This blog was written by Dr Ricardo Sabates from the Faculty of Education and member of the Research for Equitable Access and Learning (REAL) Centre, University of Cambridge. Ricardo is also co-convenor of one of six 2019 UKFIET conference themes, ‘Future directions in inclusive education systems’.

Payment for performance is increasingly a popular proposal aimed at improving the efficiency of education service delivery. This is commonly based on experimental or quasi-experimental research. Whether these approaches are likely to be effectively adopted and implemented need to be interrogated at the level of the education system, a point which is central to the 2019 UKFIET conference on Inclusive Education Systems: Futures, Fallacies and Finance. In order to start this debate, I would like to put forward four arguments on the potential limitations of a recently-published randomised control trial (RCT) (by Clare Leaver et al.) which examines whether payment for performance in Rwanda could “change the composition of the teaching profession” and “induce higher effort” in order to achieve higher test scores. I examine if the evidence is sufficient to inform system level changes.

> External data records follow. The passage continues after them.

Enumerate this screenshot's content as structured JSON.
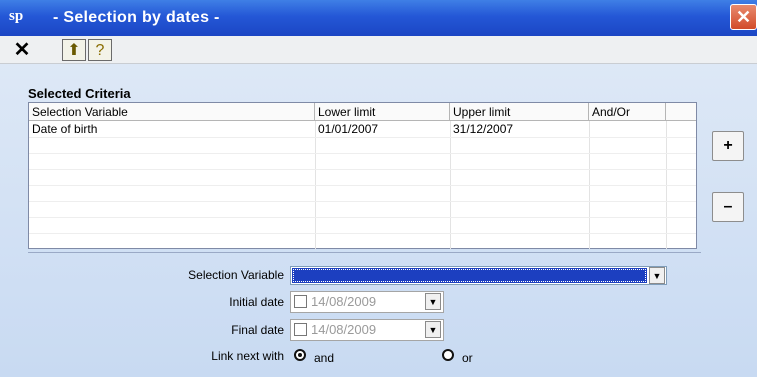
{
  "window": {
    "icon_text": "sp",
    "title": "- Selection by dates -",
    "close_glyph": "✕"
  },
  "toolbar": {
    "close_glyph": "✕",
    "folder_glyph": "⬆",
    "help_glyph": "?"
  },
  "criteria": {
    "heading": "Selected Criteria",
    "columns": [
      "Selection Variable",
      "Lower limit",
      "Upper limit",
      "And/Or"
    ],
    "rows": [
      [
        "Date of birth",
        "01/01/2007",
        "31/12/2007",
        ""
      ]
    ],
    "add_label": "+",
    "remove_label": "–"
  },
  "form": {
    "selection_variable_label": "Selection Variable",
    "selection_variable_value": "",
    "initial_date_label": "Initial date",
    "initial_date_value": "14/08/2009",
    "final_date_label": "Final date",
    "final_date_value": "14/08/2009",
    "link_label": "Link next with",
    "link_options": [
      "and",
      "or"
    ],
    "link_selected": "and"
  },
  "icons": {
    "dropdown": "chevron-down-icon",
    "close": "close-icon",
    "folder_up": "folder-up-icon",
    "help": "help-icon"
  }
}
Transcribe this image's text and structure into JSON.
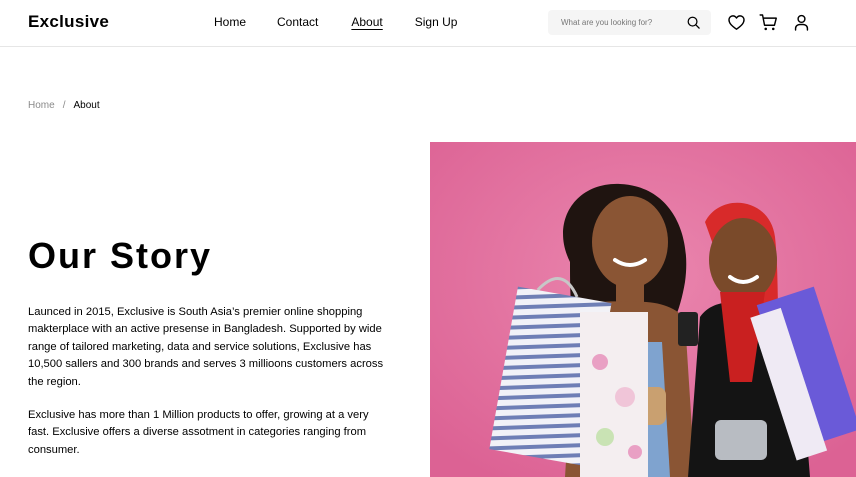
{
  "header": {
    "logo": "Exclusive",
    "nav": [
      {
        "label": "Home"
      },
      {
        "label": "Contact"
      },
      {
        "label": "About",
        "active": true
      },
      {
        "label": "Sign Up"
      }
    ],
    "search": {
      "placeholder": "What are you looking for?",
      "icon": "search-icon"
    },
    "icons": [
      "heart-icon",
      "cart-icon",
      "user-icon"
    ]
  },
  "breadcrumb": {
    "home": "Home",
    "separator": "/",
    "current": "About"
  },
  "story": {
    "title": "Our Story",
    "paragraph1": "Launced in 2015, Exclusive is South Asia’s premier online shopping makterplace with an active presense in Bangladesh. Supported by wide range of tailored marketing, data and service solutions, Exclusive has 10,500 sallers and 300 brands and serves 3 millioons customers across the region.",
    "paragraph2": "Exclusive has more than 1 Million products to offer, growing at a very fast. Exclusive offers a diverse assotment in categories ranging  from consumer."
  },
  "colors": {
    "hero_background": "#e5709f",
    "search_background": "#f5f5f5"
  }
}
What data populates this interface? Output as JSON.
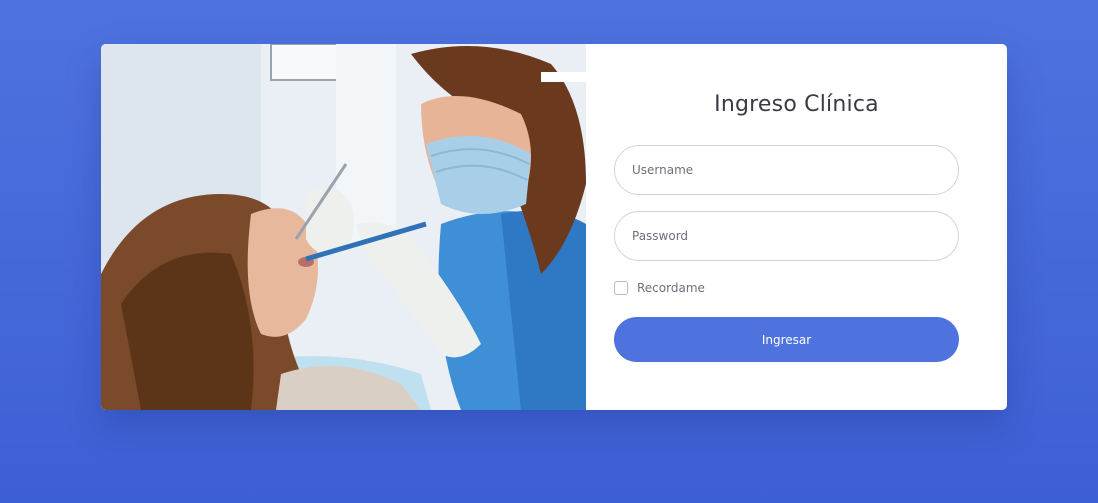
{
  "login": {
    "title": "Ingreso Clínica",
    "username": {
      "placeholder": "Username",
      "value": ""
    },
    "password": {
      "placeholder": "Password",
      "value": ""
    },
    "remember_label": "Recordame",
    "remember_checked": false,
    "submit_label": "Ingresar"
  },
  "theme": {
    "background": "#4e73df",
    "button": "#4e73df",
    "card": "#ffffff"
  },
  "photo": {
    "subject": "dentist-examining-patient-photo"
  }
}
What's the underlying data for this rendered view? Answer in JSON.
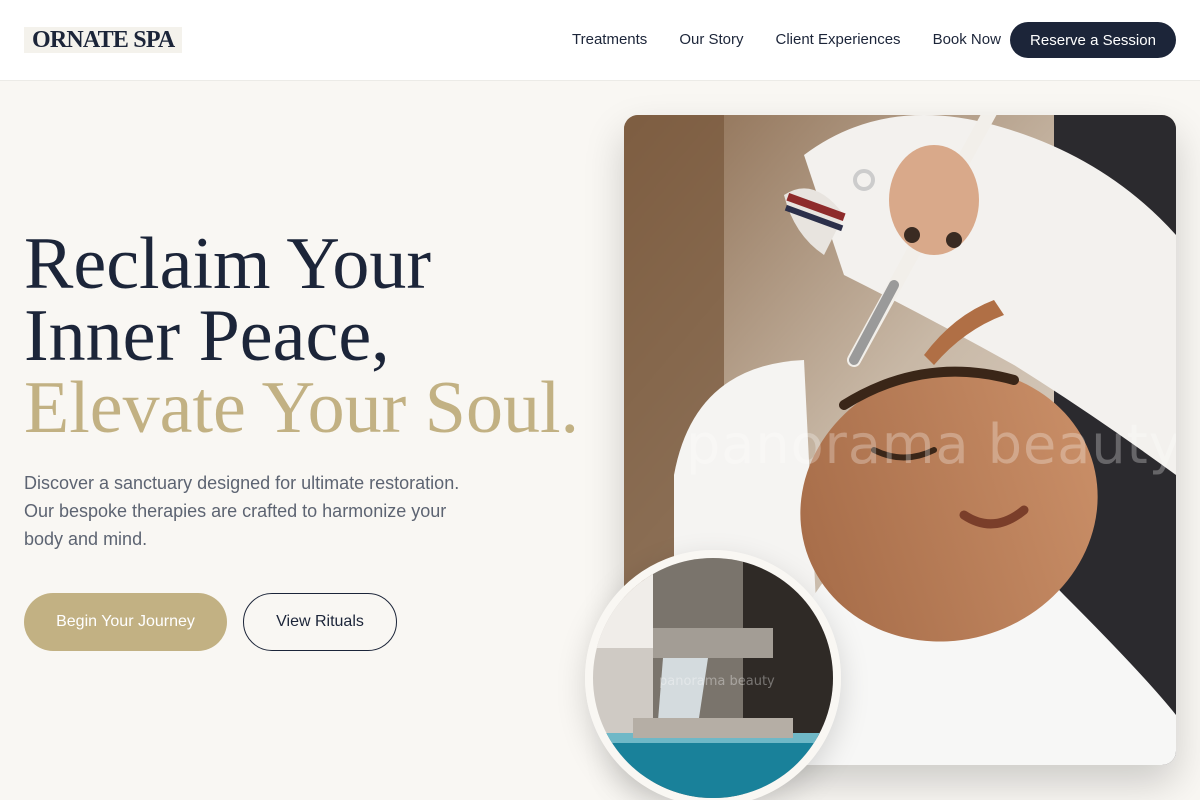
{
  "header": {
    "logo": "ORNATE SPA",
    "nav": [
      "Treatments",
      "Our Story",
      "Client Experiences",
      "Book Now"
    ],
    "cta": "Reserve a Session"
  },
  "hero": {
    "headline_line1": "Reclaim Your",
    "headline_line2": "Inner Peace,",
    "headline_line3": "Elevate Your Soul.",
    "subtext": "Discover a sanctuary designed for ultimate restoration. Our bespoke therapies are crafted to harmonize your body and mind.",
    "primary_button": "Begin Your Journey",
    "secondary_button": "View Rituals"
  },
  "images": {
    "main_watermark": "panorama beauty",
    "inset_watermark": "panorama beauty"
  },
  "colors": {
    "navy": "#1c2539",
    "gold": "#c2b183",
    "background": "#f9f7f3"
  }
}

Perhaps the most cited argument against RCTs being able to inform systemic change, is (1) the lack of external validity of small scale trials. Whether results obtained from the RCT could hold when implemented in different areas, under different conditions or by different implementing partners (or by the government itself) has been a matter of concern among numerous researchers. There are plenty of examples indicating that what works under RCT conditions, does not necessarily work when implemented by other agencies or when replicated in other places.

Beyond the lack of external validity, (2) small-scale RCTs tend not to be embedded within the system, and hence ignore the way in which governments operate, as well as their priorities. For instance, the paper by Leaver and colleagues concludes: “We note that the Government of Rwanda has recently decided to require standardized assessments at the end of each primary grade level”. Based on this assertion, the authors suggest that the RCT could be scaled up. What the authors do not take into account is the fact that the Government of Rwanda has other priorities as well, for instance, the use of formative assessments or the implementation of competence-based curricula. It is unknown whether payment for performance at the system level is a coherent policy instrument across all other government priorities, and results from the RCT alone are blind to this kind of policy recommendation.

Another important argument also heavily cited in current educational literature, is (3) the ability of the researchers to understand the potential causal pathways leading to results under RCTs. For example, Glewwe and Muralidharan (2015) reported on four RCTs, and the impact of providing books and materials to students. They found zero effects on learning outcomes and had four different explanations for this result. In-depth knowledge of the causal pathways requires mixed methods research designs. On the positive side, the research by Leaver and colleagues utilises a variety of quantitative measures and lab-in-the-field instruments to capture different aspects of the causal pathway, which may be induced by the incentive of the payment for performance. On the negative side, there is no in-depth qualitative work accompanying the design, and no explanation for what these field instruments may mean for the Rwandan context. Decolonising methodologies can only enhance a deeper understanding of the context, thus maximising the potential that policies are planned and understood, as well as delivered and implemented by those within the system.

The next argument is, in my view, at the heart of the problem of payment for performance at the system level: (4) can measures of value-added in student test scores capture performance in a fair and unbiased way? Can the system generate the value-added examinations which are comparable across grades and languages, as well as subjects, in a way in which teachers feel that the system is treating them fairly? Can teachers be also rewarded by measures of value-added which capture other important qualities of teaching, such as promoting citizenship, social skills, innovations, and social cohesion among students? How does the system deal with part-time teachers, teachers who move into the profession during the academic year, or the reallocation of teachers to support failing schools? Are there any negative consequences arising out of payment for performance, such as teaching to the test, or withholding low performers from taking the test? Even this well designed RCT is unable to answer many of the questions above, which are important for system change.

In a recent blog, based on the same RCT, Markus Goldstein, a leading economist at the World Bank, raised the question: Would it be a good idea to introduce payment for performance as a new form of contracts for teachers in Rwanda? I hope not, as there is no evidence from the research presented that this may be the case at the system level. In fact, I argue that the RCT lacks external validity – payment for performance reduces teaching to a measurable outcome, and is potentially inconsistent with other key priorities of the Government of Rwanda. This is very much a matter of debate, so I invite you to engage with us, and with the topics, so that we may provide future directions to systems research in education during the UKFIET Conference.